Bi-Level Optimization Framework for Networked Microgrids With Forecasting and Uncertainty Analysis in an Edge–Fog–Cloud Architecture

The growing deployment of renewable energy sources and the need for robust low-carbon power systems have accelerated the use of decentralized energy management approaches. Networked Microgrids (NMGs) are an interesting solution to enhance distributed energy coordination and reliability. Nevertheless, the efficient management of energy under uncertainty, with the least possible operating cost and emissions, continues to be a significant challenge. This paper presents a Bi-Level Optimization Framework for NMGs in an Edge–Fog–Cloud infrastructure for supporting real-time, uncertainty-aware energy management. Deep learning models are trained at the cloud level for photovoltaic (PV) and load forecasting and deployed at edge. Forecast uncertainty is measured in terms of Prediction Interval Coverage Probability (PICP) and Prediction Interval Normalized Average Width (PINAW) over a number of different confidence levels. Experimental outcomes prove that Gated Recurrent Units (GRU) and Long Short-Term Memory (LSTM) models exhibit better forecasting performance, with GRU achieving lower PINAW and higher PICP under most conditions. The edge layer utilizes a local Mixed-Integer Nonlinear Programming (MINLP) optimizer for energy dispatch within each microgrid, while the fog layer manages inter-microgrid energy exchange and utility interaction via a global MINLP optimizer.
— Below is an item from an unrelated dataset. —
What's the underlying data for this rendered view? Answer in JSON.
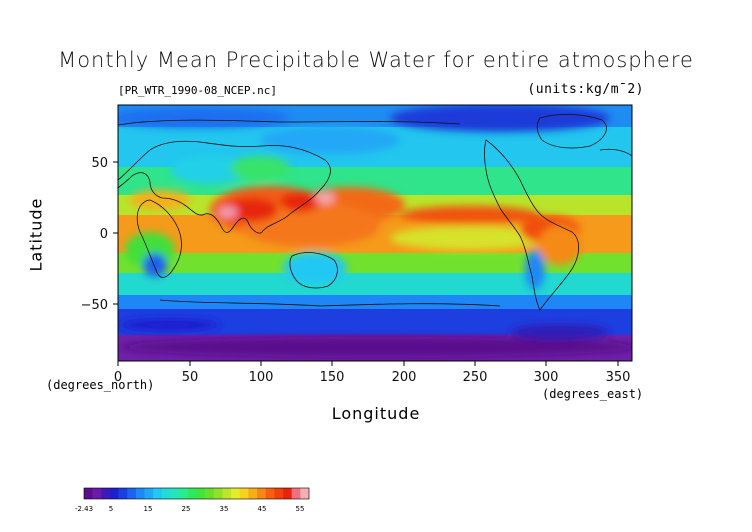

Simulation results show that the robust optimization strategy—based on worst-case uncertainty—yields near-optimal results compared to the base case using actual data. On the validation dataset, the base case achieved a maximum profit of 43.75%, and the robust optimization achieved up to 37.40%. On the test dataset, they achieved 19.96% and 13.25%, respectively, at specific time stamps. A scalability study has also been conducted to demonstrate the scalable nature of the proposed framework, ensuring timely emission-conscious and uncertainty-resilient energy management, thereby supporting the requirements of future smart grid environments.